A cryptic message from Bond’s past sends him on a trail to uncover a sinister organization. While M battles political forces to keep the secret service alive, Bond peels back the layers of deceit to reveal the terrible truth behind SPECTRE. (IMDb)
A great long-take opening scene (starting with a masked Bond was brilliant) gives way to a mediocre story: A half-hazard clue-hopping mystery centered on a lame villain (Bond’s escapes from the chair and the building were way too easy for him) and a vague evil conspiracy (tying together the previous villains felt contrived). On the other hand, the action is excellent, the visuals are nice, and the politically rebellious antics of M, Q, and Moneypenny add some flavour to Bond’s solo missions.
Dale, Kurt and Nick decide to start their own business but things don’t go as planned because of a slick investor, prompting the trio to pull off a harebrained and misguided kidnapping scheme. (IMDb)

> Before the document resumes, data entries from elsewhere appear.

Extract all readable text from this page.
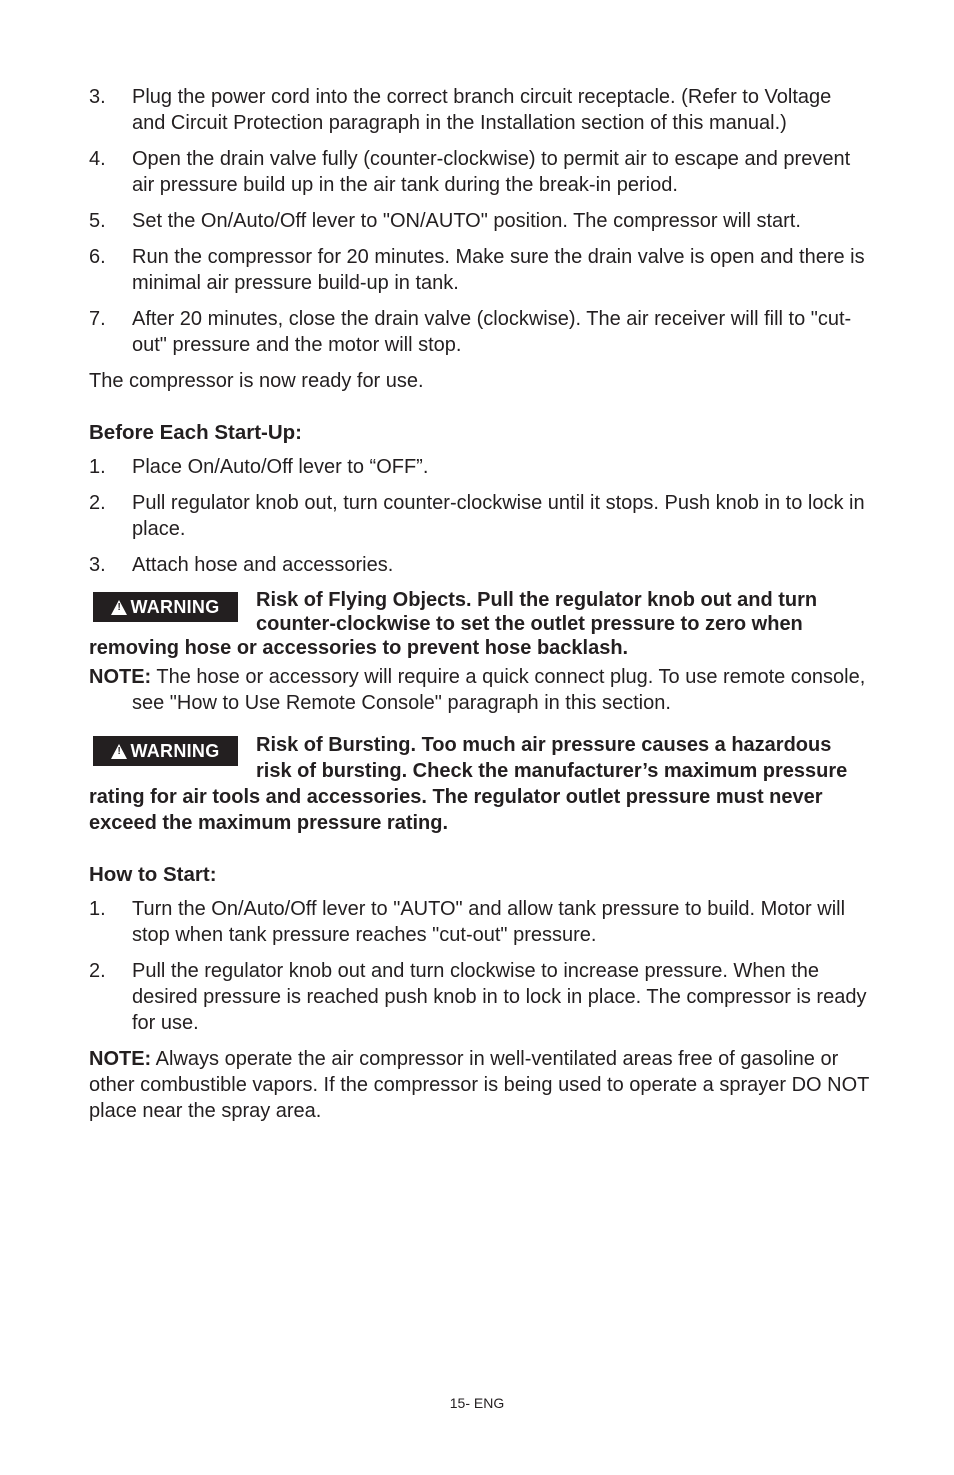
3. Plug the power cord into the correct branch circuit receptacle. (Refer to Voltage and Circuit Protection paragraph in the Installation section of this manual.)
4. Open the drain valve fully (counter-clockwise) to permit air to escape and prevent air pressure build up in the air tank during the break-in period.
5. Set the On/Auto/Off lever to "ON/AUTO" position. The compressor will start.
6. Run the compressor for 20 minutes. Make sure the drain valve is open and there is minimal air pressure build-up in tank.
7. After 20 minutes, close the drain valve (clockwise). The air receiver will fill to "cut-out" pressure and the motor will stop.

The compressor is now ready for use.

Before Each Start-Up:
1. Place On/Auto/Off lever to “OFF”.
2. Pull regulator knob out, turn counter-clockwise until it stops. Push knob in to lock in place.
3. Attach hose and accessories.
!
WARNING Risk of Flying Objects. Pull the regulator knob out and turn counter-clockwise to set the outlet pressure to zero when removing hose or accessories to prevent hose backlash.

NOTE: The hose or accessory will require a quick connect plug. To use remote console, see "How to Use Remote Console" paragraph in this section.

!
WARNING Risk of Bursting. Too much air pressure causes a hazardous risk of bursting. Check the manufacturer’s maximum pressure rating for air tools and accessories. The regulator outlet pressure must never exceed the maximum pressure rating.
How to Start:
1. Turn the On/Auto/Off lever to "AUTO" and allow tank pressure to build. Motor will stop when tank pressure reaches "cut-out" pressure.
2. Pull the regulator knob out and turn clockwise to increase pressure. When the desired pressure is reached push knob in to lock in place. The compressor is ready for use.

NOTE: Always operate the air compressor in well-ventilated areas free of gasoline or other combustible vapors. If the compressor is being used to operate a sprayer DO NOT place near the spray area.

15- ENG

The three leads’ superb chemistry, shown most spectacularly in their spastic script delivery, saturates this sequel, with scene after scene of their escalating schemes loaded with their hilariously argumentative, expletive-filled dialogue (their whiteboard brainstorm session is an early highlight). Pine, meanwhile, brings even more crazy to the still solid supporting cast. The plot is capped off by a disappointingly happy ending, but it has enough outrageous mishaps throughout to make up for it.
Brutal, darkly humorous, and thoroughly engaging from start to finish. Wonderfully gritty Western-style cinematography accentuated by splashes of colour sets the backdrop for a set of great performances: Foxx and Waltz as a uniquely fun bounty hunter buddy duo, and DiCaprio as a wickedly entertaining plantation owner. Django’s quiet personal turmoil that comes to a boil in the story’s climax adds an emotional element to all the others, topping off what is a fantastically flavourful film.